Why? Simply put, the design of the cloud storage service must be one that imposes no limits on how the storage can be adopted into the enterprise environment. As such, the solution should appear just like any other traditional NAS filer on your network. If the cloud storage service walks and talks exactly like the NAS filers you are already using (and you probably have at least several on your network today – possibly numbering into the hundreds or thousands), then you can instantly extend your existing environment into the cloud without any modifications to your existing enterprise application infrastructure.
So what do I mean when I say “walks and talks exactly like the NAS filers you are already using?” This list gives some tangible examples; in order to be viable as a repository for enterprise unstructured data, the cloud storage service should be:
• Mounted like any existing network share — mountable as a Unix or Windows network share exactly as if it were on your network inside your firewall.
• Accessed via a full-featured, distributed file system — accessed over existing paths, directories, permissions, and commands, and seamlessly leveraging external system integrations (e.g. LDAP), while delivering all the capabilities of a traditional session (e.g. ACLs and strong consistency). In order to provide this, the cloud storage service must be accessed via a complete, full-featured file system.
• Served up over traditional protocols across all operating systems — accessed over the protocols that your applications and operating systems use today (and have for many years) – mount the storage as a Windows share over CIFS, as a Unix share over NFS, access it as an FTP server for large file transfers, access it in an HTTP-optimized way over WebDAV, etc.
• POSIX compatible — this is perhaps a bit more esoteric than the first three, but it is no less important; in order to be viable as a repository for enterprise unstructured data, the cloud storage service should be compatible with the POSIX command set. POSIX has been around and in use in enterprises for 20+ years, and virtually all enterprise applications are written with the expectation that the POSIX command set will be available. One key piece of this is strong consistency – POSIX compatibility ensures that any read from the data set will yield the data from the most recent write. Without this, the applications must be modified to manage cases where a read is yielding out-of-date data.
There is more to this concept, but this should give you the idea of what I mean.
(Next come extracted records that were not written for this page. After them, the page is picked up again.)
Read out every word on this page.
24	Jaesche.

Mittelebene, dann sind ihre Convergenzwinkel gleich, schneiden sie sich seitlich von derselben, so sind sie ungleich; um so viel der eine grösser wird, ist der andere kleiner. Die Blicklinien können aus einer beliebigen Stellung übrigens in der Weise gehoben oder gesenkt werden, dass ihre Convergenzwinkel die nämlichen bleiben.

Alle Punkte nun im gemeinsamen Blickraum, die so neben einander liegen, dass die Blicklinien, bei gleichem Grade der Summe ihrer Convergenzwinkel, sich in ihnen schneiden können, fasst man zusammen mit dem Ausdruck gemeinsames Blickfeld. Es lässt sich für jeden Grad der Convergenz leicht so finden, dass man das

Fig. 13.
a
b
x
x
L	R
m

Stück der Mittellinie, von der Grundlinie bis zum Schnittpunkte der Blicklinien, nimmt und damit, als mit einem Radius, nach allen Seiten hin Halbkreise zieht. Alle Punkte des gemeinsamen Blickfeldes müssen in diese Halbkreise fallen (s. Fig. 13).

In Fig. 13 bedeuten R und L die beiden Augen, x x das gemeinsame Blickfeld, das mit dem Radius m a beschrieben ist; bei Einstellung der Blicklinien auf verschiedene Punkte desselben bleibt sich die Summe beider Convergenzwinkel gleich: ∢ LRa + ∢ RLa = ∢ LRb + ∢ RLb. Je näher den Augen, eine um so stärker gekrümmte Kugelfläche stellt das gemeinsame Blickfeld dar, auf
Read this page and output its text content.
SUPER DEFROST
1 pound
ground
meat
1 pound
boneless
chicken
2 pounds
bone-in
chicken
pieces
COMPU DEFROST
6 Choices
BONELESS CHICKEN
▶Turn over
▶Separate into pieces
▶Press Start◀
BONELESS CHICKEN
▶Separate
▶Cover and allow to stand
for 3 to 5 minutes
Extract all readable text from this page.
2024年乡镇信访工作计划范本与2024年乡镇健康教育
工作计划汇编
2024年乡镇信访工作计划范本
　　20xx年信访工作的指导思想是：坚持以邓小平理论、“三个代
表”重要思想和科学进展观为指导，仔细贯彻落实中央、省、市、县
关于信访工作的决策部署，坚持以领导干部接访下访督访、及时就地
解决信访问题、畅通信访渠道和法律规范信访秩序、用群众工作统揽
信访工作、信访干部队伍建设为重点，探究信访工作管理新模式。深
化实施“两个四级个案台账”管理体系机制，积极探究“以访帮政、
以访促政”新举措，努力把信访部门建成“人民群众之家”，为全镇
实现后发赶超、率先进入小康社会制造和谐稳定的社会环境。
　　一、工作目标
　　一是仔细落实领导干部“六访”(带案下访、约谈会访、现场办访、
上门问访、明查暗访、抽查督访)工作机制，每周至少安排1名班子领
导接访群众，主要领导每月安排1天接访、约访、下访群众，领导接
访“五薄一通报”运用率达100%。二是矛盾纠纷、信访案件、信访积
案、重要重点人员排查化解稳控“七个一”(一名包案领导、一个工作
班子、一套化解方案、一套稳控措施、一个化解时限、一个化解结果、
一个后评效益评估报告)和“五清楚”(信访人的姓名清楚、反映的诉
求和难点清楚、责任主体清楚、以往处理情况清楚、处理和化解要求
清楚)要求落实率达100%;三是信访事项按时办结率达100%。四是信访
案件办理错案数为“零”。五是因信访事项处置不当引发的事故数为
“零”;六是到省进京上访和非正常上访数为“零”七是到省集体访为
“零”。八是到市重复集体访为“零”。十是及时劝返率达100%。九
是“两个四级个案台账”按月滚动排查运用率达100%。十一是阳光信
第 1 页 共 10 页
It also follows that since Zetta was designed and built for the express purpose of hosting primary, unstructured, enterprise data in the cloud, a Zetta storage solution fulfills these requirements.
Contrast this with the current generation of HTTP-centric object stores[i]:
• HTTP object stores are not “mounted” like an existing network share, with a robust set of commands available, they are accessed using GET/PUT/POST/DELETE Web APIs, and your enterprise applications would need an overhaul to support that change.
• HTTP object stores lack the file system semantics your applications expect, instead using a simplified “bucket”/”object” storage paradigm.
• HTTP object stores leverage (often proprietary) Web APIs (either REST or SOAP), not the NFS/CIFS/FTP protocols your operating systems are made to use.
• HTTP object stores leverage an “eventual consistency” model that violates POSIX and does not ensure that you applications will read back the most-recent write. Again, your applications would require costly modification to adapt to this deficiency.
More to come next week, when I tackle the requirement that an enterprise-class cloud service should provide easy to use, enterprise features.
[i] I want to reiterate that I am not bad-mouthing the HTTP object store solutions – those solutions serve the needs they were designed to serve very well (HTTP-centric use cases; e.g. Web applications), but were not built to serve the enterprise and therefore lack multiple key features that you (an enterprise IT professional) need when you are looking to extend your existing infrastructure to the cloud without any rewrites to your existing application footprint.